Mr. Good-Evening by John MacLachlan Gray
CBC Books | Posted: March 27, 2024 8:04 PM | Last Updated: March 27
The case of the Fatal Flapper just won’t stay closed in this thrilling novel of 1920s Vancouver
The open-and-shut case of the Fatal Flapper just won't stay closed in this thrilling and immersive novel of 1920s Vancouver — another Raincoast Noir mystery.
Miss Dora Decker doesn't look like the sort of young woman capable of stabbing her stockbroker employer twenty-five times with her high-heeled shoe; yet, thanks to a slow news day, she has become internationally famous as the Fatal Flapper, and the police are only too happy to make the arrest.
Meanwhile, Ed McCurdy, former muckraking journalist, has traded his typewriter for a career reading radio news as Mr. Good-Evening, Canada's first "radio personality." As a celebrity he draws resentment and paranoia from far and near, and he worries that the next murder victim will be himself.

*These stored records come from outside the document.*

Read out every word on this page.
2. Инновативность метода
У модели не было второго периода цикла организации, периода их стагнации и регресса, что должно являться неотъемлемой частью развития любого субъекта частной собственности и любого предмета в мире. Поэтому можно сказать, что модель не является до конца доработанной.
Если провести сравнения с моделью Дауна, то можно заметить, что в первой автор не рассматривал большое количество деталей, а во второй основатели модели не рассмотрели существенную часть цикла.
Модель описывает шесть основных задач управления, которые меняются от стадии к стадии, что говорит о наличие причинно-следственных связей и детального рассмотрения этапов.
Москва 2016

Inspector Calvin Hook scours the wet, boozy streets of gritty 1920s Vancouver, piecing together a mystery that somehow connects Al Capone, Winston Churchill and Brother Osiris, the leader of a mystical cult on De Courcy Island. (From Douglas & McIntyre)
John MacLachlan Gray is a writer-composer-performer for stage, film, television, radio and print. He is a multi-award winner author of seven crime novels, including The White Angel and Vile Spirits. An officer of the Order of Canada, Gray lives in Vancouver with his wife, Beverlee and their two cats.